Borse Ue in bilico, tech ancora sotto esame: a Milano Mps accelera dopo i conti

I mercati europei hanno aperto la seduta con cautela dopo una settimana caratterizzata da forti oscillazioni nel settore tecnologico globale, influenzata dalle vendite legate all’intelligenza artificiale e dalla pressione sui titoli tech che ieri ha appesantito Wall Street con il Nasdaq in calo.
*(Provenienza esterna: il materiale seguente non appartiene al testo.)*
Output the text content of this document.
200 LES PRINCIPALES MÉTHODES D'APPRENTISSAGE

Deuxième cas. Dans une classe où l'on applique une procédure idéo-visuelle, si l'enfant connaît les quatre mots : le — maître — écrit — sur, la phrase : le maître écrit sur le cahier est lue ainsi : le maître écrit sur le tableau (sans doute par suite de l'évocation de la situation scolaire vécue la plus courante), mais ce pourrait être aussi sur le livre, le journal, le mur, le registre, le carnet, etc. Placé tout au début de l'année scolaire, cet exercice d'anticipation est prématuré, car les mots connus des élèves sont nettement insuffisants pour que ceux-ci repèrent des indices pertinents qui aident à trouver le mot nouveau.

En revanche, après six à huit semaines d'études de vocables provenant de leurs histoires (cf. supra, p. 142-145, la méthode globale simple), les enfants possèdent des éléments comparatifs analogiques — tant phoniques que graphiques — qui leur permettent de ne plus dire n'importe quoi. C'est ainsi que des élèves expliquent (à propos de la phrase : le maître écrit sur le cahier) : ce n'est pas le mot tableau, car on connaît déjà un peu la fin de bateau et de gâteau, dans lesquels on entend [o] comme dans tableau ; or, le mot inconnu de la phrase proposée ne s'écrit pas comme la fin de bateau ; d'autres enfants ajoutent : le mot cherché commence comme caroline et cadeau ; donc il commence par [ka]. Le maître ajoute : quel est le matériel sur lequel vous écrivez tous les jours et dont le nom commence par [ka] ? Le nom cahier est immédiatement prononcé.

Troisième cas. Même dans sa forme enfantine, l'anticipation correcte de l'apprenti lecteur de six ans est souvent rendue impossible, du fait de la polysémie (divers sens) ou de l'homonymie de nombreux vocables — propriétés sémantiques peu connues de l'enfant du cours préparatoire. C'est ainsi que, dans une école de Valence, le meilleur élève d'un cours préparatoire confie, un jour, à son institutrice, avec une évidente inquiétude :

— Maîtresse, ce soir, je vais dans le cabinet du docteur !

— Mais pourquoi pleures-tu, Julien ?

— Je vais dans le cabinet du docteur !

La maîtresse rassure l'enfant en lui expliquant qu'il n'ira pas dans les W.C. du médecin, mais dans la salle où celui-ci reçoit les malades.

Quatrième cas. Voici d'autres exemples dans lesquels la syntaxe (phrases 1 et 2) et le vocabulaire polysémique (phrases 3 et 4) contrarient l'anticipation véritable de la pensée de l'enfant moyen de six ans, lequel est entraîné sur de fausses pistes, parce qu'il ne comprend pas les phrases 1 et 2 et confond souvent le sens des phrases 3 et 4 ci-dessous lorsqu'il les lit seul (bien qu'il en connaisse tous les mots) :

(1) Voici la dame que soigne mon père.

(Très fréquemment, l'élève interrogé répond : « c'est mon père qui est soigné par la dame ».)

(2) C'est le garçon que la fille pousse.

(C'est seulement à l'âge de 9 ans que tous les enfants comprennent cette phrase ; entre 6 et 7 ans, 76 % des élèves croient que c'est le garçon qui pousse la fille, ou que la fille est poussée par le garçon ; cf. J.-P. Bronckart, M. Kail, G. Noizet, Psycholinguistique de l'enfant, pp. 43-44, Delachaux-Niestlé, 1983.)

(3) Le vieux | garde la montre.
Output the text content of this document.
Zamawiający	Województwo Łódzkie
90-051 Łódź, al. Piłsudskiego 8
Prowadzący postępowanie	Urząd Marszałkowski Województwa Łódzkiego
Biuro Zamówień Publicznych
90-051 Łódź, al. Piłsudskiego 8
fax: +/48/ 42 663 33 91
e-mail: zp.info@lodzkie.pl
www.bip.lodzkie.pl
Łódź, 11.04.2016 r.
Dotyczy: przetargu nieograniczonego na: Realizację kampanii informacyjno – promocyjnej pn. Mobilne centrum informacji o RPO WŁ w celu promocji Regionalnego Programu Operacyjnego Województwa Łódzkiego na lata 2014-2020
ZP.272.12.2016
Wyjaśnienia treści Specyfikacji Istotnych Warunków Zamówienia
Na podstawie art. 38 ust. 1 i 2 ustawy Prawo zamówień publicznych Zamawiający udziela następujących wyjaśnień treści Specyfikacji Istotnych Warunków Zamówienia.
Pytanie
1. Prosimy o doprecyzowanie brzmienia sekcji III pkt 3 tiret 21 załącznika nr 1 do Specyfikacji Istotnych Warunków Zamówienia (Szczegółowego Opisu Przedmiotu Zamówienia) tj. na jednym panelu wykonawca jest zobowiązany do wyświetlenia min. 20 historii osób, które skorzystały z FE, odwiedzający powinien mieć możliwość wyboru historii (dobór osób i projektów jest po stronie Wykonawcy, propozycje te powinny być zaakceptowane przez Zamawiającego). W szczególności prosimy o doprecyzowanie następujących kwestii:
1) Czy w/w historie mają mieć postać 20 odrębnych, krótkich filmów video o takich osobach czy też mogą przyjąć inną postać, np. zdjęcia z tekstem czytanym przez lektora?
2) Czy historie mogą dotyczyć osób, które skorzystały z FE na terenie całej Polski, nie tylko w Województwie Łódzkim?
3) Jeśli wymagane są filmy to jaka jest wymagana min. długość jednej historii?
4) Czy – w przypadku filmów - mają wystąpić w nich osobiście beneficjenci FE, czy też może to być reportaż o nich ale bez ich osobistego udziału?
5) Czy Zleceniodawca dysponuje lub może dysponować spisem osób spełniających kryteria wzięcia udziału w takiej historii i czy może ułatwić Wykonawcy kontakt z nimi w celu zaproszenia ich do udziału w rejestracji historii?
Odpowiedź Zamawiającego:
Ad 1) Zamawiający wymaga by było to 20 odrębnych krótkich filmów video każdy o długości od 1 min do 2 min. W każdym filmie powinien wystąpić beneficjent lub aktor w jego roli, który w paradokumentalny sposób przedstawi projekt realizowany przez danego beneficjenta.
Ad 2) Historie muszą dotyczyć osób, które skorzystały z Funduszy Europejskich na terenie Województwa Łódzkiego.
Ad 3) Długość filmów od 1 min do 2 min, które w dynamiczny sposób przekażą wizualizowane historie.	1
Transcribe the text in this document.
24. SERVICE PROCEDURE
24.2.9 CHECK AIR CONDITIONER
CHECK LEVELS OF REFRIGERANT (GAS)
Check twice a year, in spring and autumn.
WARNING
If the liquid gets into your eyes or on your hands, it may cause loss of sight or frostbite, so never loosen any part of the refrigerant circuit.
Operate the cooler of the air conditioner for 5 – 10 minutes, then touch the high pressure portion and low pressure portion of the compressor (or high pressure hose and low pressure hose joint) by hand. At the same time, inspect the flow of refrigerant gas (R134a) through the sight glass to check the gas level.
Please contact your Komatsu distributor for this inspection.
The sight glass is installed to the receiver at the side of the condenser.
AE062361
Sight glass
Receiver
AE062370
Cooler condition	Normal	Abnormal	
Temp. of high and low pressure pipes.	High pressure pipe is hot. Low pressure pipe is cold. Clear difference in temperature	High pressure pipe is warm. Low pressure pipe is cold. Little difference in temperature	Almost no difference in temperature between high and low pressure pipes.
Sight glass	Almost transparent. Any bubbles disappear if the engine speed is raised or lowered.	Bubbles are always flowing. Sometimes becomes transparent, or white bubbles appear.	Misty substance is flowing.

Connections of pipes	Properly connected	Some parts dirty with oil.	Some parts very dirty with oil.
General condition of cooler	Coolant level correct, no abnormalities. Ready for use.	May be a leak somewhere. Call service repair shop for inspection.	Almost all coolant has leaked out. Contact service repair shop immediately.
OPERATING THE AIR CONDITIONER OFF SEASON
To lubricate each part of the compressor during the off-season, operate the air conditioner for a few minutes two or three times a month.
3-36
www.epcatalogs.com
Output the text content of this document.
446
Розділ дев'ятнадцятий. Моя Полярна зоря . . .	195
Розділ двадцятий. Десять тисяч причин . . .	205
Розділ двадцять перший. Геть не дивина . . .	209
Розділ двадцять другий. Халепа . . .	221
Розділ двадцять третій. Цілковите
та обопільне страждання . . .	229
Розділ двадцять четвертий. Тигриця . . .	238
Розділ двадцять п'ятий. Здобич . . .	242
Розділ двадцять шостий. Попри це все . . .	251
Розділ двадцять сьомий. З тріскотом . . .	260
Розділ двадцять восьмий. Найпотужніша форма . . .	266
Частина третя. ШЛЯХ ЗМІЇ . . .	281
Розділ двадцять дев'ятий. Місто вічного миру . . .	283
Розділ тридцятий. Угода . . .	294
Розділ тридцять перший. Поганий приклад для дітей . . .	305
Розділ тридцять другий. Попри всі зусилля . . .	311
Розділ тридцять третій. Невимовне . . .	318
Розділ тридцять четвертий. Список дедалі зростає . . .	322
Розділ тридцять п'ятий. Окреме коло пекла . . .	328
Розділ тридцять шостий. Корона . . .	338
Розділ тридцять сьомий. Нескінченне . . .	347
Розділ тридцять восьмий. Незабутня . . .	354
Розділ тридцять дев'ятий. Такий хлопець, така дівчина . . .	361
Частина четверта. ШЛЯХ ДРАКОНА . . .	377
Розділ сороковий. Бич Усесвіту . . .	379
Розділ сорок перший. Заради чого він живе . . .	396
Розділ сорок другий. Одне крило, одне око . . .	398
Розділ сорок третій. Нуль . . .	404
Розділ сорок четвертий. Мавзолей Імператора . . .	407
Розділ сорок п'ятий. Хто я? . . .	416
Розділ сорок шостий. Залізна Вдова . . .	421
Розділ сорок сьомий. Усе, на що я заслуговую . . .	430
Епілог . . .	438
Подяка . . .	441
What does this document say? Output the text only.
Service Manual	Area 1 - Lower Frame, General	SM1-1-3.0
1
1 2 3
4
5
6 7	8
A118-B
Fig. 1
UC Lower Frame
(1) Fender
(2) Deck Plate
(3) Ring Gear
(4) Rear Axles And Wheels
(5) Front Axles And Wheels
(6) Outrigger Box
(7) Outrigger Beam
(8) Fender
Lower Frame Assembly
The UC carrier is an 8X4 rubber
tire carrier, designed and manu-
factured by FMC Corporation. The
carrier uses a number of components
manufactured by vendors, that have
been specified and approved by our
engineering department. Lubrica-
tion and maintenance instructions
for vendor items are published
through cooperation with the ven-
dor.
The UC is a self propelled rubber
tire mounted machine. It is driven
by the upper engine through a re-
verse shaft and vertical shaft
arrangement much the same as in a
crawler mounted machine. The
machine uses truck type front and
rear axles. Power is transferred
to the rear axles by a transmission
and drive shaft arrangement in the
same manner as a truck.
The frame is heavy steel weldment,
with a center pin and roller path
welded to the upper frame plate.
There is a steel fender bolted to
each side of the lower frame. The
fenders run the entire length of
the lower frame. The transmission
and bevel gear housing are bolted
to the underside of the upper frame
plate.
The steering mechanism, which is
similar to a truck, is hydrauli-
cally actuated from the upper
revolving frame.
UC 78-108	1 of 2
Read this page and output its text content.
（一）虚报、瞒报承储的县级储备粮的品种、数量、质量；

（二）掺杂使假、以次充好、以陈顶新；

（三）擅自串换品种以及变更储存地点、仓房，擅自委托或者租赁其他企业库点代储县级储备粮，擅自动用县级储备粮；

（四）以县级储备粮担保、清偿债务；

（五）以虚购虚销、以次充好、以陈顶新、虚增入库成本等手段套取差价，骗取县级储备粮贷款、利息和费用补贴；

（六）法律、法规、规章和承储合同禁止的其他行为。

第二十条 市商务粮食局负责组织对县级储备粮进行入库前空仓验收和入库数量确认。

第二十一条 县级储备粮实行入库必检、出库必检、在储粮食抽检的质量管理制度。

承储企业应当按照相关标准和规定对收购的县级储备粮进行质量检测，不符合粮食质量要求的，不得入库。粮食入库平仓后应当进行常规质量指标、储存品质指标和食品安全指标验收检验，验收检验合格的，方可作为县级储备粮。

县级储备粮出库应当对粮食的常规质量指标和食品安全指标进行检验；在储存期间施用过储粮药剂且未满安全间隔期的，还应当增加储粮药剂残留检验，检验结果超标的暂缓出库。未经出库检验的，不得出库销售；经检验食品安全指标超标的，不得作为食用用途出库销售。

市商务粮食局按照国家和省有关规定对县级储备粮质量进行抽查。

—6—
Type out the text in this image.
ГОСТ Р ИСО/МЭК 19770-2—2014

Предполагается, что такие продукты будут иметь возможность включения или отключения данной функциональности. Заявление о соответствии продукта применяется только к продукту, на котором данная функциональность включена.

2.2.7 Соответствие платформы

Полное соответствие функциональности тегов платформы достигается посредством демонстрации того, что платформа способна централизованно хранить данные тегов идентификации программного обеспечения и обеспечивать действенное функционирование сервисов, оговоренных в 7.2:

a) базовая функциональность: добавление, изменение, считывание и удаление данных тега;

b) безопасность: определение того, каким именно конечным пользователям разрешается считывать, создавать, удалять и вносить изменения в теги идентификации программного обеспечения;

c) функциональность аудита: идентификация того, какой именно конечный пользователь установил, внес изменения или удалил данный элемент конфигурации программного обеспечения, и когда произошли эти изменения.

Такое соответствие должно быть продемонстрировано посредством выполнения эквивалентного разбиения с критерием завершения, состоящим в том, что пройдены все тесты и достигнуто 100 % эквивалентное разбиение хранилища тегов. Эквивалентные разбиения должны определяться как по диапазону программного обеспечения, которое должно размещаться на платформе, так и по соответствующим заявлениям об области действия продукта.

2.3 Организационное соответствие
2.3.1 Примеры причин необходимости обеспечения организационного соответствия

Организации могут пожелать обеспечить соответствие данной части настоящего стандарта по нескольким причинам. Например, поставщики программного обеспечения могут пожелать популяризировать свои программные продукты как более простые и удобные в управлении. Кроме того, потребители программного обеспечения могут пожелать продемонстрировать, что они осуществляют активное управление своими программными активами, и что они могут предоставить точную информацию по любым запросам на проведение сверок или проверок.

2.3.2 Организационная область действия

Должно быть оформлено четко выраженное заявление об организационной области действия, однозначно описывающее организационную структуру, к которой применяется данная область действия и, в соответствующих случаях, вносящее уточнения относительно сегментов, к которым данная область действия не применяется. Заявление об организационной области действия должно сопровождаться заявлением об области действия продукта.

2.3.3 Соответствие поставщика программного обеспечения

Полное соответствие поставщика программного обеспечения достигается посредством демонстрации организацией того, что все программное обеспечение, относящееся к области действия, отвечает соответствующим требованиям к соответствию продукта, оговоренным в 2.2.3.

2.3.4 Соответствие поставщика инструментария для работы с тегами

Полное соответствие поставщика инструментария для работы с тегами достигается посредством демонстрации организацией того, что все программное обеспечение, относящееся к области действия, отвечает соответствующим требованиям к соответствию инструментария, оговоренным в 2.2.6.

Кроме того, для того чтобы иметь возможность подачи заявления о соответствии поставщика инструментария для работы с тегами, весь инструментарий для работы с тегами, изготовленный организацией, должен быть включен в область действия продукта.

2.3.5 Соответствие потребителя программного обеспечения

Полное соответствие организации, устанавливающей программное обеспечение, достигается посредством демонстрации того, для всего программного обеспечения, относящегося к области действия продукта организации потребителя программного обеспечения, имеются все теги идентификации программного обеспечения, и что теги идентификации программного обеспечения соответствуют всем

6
Sul piano geopolitico e delle materie prime, i nuovi attacchi ucraini contro raffinerie russe hanno contribuito a una risalita del petrolio, mentre le tensioni commerciali tra Stati Uniti e Cina sulla filiera dei semiconduttori continuano a mantenere elevata l’incertezza per gli investitori.

Movimenti degli indici europei

Sulla piazza azionaria europea, si registrano performance positive per alcuni principali indici: il FTSE MIB di Milano, il CAC 40 di Parigi e il DAX 30 di Francoforte si muovono sopra la parità, mentre altri listini come l’IBEX 35 di Madrid, l’AEX di Amsterdam e il FTSE 100 di Londra mostrano un andamento più debole.

In Germania, i dati commerciali evidenziano una contrazione del surplus aggiustato, che si è attestato a 15,3 miliardi di euro rispetto ai 18 miliardi dello stesso periodo dell’anno precedente, un segnale interpretabile come riduzione della domanda esterna o come effetto di fattori stagionali e logistici.

Piazza Affari e il settore bancario

A Milano il comparto bancario risulta tra i più vivaci: in testa al listino si distingue Banca Mps dopo la pubblicazione dei conti dei primi nove mesi, che hanno mostrato un utile netto di 1,37 miliardi, superiore alle attese degli analisti.

Acquisti sono visibili anche su Mediobanca e su Banca Popolare di Sondrio, con il settore che beneficia di attendismi positivi da parte degli investitori. Unipol registra una crescita importante nel trimestre grazie al contributo del segmento bancario e all’espansione nelle linee vita e danni, ma il titolo resta trattato con maggiore prudenza.

Banco BPM recupera terreno dopo un avvio debole: la banca ha diffuso i dati di periodo e il suo amministratore delegato, Giuseppe Castagna, ha indicato la disponibilità a valutare operazioni di fusione e acquisizione nel 2026 qualora si presentassero opportunità coerenti con la strategia di crescita. In coda al listino rimane Prysmian, sotto pressione rispetto ai titoli bancari.

Valute e materie prime

Sul fronte valutario, il rapporto euro/dollaro resta intorno a 1,15; lo yen mostra un leggero indebolimento sia nei confronti dell’euro che del dollaro. Queste dinamiche riflettono attese sui differenziali di crescita e tassi tra le aree economiche.

Per le materie prime, il prezzo dell’oro è tornato a livelli intorno ai 4.000 dollari per oncia, mentre il petrolio registra un rialzo: il Brent viene scambiato vicino ai 64 dollari al barile e il WTI si porta nuovamente verso i 60 dollari. Sul mercato del gas, i contratti ad Amsterdam risultano poco mossi, con quotazioni attorno ai 31 euro per megawattora.

Obbligazioni e spread

Il differenziale tra i titoli di Stato italiani e tedeschi si mantiene stabile: lo spread tra BTP decennale e Bund è indicato sui 76 punti base, invariato rispetto alla chiusura precedente. Il rendimento del benchmark decennale italiano è salito leggermente al 3,43% rispetto al 3,41% dell’ultimo riferimento, segnalando una lieve riconsiderazione del rischio-rendimento da parte degli operatori.

Fatti societari rilevanti

Fra gli eventi societari che hanno influenzato il sentiment figura la decisione degli azionisti di Tesla di approvare un ampio pacchetto incentivante destinato a Elon Musk, legato al raggiungimento di una serie di obiettivi industriali e finanziari e potenzialmente valorizzabile fino a 1.000 miliardi di dollari nell’arco di dieci anni. Tale operazione ha suscitato dibattito sui mercati per l’impatto che può avere sulla corporate governance e sulla valutazione del titolo.

Nel complesso, la combinazione di dati societari, fattori geopolitici e variazioni nelle aspettative sui tassi continua a guidare gli spostamenti degli indici e dei mercati finanziari europei, con gli investitori che adottano un atteggiamento prudente in attesa di ulteriori indicazioni macroeconomiche e di possibile evoluzione delle tensioni internazionali.